Usually I'm not relying on that module's
variables are read inside a function. Probably I got wrong learning or
experiences.

As long as you only *read* module's globals from within a function,
that's mostly ok. When you start *writing* them it may be time to
reconsider the design (not that it's necessarily bad, but it's a
possible signal that something is wrong).

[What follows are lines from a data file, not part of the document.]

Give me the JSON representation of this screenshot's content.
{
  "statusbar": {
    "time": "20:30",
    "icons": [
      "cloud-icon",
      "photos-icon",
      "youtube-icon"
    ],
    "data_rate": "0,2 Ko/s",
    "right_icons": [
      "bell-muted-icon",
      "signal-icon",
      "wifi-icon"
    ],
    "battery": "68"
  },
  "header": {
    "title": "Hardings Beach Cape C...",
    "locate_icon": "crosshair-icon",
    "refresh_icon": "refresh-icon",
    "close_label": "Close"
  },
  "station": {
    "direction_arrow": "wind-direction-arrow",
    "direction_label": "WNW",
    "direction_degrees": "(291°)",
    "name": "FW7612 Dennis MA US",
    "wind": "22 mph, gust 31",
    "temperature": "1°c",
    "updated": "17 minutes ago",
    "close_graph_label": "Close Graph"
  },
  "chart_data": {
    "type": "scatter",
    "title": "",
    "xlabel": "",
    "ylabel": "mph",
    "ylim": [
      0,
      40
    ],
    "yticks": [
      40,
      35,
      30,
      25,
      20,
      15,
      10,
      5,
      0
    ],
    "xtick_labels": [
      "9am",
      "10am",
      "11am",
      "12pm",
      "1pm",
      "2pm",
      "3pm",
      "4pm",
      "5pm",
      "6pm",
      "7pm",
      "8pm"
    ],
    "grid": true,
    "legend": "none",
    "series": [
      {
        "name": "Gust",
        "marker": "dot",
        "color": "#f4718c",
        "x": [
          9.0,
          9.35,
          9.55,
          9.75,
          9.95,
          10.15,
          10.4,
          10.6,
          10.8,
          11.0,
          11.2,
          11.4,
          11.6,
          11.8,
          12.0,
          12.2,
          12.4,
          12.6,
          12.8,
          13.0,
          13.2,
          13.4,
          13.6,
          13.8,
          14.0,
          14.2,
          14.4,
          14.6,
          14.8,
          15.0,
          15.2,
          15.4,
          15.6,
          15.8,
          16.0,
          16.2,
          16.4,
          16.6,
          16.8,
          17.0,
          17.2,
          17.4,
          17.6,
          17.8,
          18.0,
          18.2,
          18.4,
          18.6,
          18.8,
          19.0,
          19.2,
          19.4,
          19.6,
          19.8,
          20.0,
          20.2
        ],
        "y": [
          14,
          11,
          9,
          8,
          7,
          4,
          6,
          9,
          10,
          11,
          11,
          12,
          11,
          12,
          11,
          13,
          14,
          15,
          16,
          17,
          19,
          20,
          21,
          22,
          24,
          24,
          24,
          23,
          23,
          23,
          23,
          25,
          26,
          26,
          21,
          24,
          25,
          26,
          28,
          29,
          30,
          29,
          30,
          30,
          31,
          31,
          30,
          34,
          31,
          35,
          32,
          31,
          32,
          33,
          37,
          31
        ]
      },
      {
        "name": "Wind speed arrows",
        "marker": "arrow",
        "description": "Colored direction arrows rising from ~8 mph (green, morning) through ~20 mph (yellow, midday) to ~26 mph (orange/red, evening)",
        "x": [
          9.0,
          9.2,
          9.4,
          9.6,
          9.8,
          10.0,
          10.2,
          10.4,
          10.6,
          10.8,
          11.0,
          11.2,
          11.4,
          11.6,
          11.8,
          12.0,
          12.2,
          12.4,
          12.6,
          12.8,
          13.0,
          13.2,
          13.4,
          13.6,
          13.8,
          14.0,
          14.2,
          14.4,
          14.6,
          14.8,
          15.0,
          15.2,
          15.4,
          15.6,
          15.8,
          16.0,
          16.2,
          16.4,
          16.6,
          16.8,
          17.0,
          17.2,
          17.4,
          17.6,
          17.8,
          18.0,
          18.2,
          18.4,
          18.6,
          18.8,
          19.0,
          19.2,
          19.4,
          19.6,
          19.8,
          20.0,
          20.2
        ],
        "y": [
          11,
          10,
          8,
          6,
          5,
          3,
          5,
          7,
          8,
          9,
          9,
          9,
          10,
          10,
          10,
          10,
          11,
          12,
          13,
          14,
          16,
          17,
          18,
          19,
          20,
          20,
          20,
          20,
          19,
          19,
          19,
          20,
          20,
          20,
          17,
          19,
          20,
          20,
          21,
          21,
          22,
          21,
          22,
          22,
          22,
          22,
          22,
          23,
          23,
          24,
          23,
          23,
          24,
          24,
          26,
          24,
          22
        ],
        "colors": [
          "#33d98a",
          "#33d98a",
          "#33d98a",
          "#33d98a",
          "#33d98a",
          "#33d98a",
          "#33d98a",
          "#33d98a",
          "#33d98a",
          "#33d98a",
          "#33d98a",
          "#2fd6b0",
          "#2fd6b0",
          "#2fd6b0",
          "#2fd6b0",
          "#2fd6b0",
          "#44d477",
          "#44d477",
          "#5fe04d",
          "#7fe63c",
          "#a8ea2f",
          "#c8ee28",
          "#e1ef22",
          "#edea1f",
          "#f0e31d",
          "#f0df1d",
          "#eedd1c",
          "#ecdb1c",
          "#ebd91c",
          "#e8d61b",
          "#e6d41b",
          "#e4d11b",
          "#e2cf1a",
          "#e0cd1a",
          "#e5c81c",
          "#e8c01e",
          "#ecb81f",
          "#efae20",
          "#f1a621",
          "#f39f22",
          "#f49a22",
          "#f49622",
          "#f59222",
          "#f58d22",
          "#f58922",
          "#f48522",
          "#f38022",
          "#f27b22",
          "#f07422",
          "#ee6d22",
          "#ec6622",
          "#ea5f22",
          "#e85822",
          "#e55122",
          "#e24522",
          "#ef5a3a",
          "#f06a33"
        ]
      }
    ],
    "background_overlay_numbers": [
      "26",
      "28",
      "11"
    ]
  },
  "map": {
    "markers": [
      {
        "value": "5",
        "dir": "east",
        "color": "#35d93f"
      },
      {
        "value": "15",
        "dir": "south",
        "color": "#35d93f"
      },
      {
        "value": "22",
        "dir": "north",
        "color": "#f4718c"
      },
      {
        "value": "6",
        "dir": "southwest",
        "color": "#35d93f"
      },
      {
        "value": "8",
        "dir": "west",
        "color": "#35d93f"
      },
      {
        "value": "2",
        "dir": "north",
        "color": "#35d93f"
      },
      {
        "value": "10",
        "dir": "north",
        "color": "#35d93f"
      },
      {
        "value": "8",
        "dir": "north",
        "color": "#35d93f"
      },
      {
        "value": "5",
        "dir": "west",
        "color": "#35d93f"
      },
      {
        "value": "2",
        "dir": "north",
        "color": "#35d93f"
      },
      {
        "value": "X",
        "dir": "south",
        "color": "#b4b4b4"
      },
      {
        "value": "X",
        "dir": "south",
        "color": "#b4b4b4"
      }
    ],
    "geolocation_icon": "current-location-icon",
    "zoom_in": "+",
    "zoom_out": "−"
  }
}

Well... Closures are poor men's objects, or so they say (or is that the
other way round ?-).

def make_person(name, age):
state = dict(name=name, age=age)
def set_name(new_name=None):
state['name'] = new_name
def get_name():
return state['name']
def grow():
state['age'] += 1
def get_age()
return state['age']
return set_name, get_name, grow, get_age

(toto_set_name,
toto_get_name,
toto_grow,
toto_get_age) = make_person('toto', 42)

A bit cumbersome, indeed !-)

 

[TheSaint]

Well... Closures are poor men's objects, or so they say (or is that the
other way round ?-).

Well, I'd like to know what could be the reason to design a single-call class
instead of a similar function.

def make_person(name, age):
state = dict(name=name, age=age)
def set_name(new_name=None):

I'm going to get a deeper thinking about a function's function

--
Mailsweeper Home : http://it.geocities.com/call_me_not_now/index.html

 

[Bruno Desthuilliers]

TheSaint a écrit :

Well, I'd like to know what could be the reason to design a single-call class
instead of a similar function.

Convenience. FWIW, in Python, functions are objects, and when you use a
closure to maintain state, you in fact already use the function's class
features. Sometimes, it's just simpler and more straightforward to use a
custom callable object than closures. Two common examples are function
decorators taking arguments (which require "two levels" closures if you
want to define them as functions, something that the instanciation/call
scheme of a callable class handles naturally) and partial application.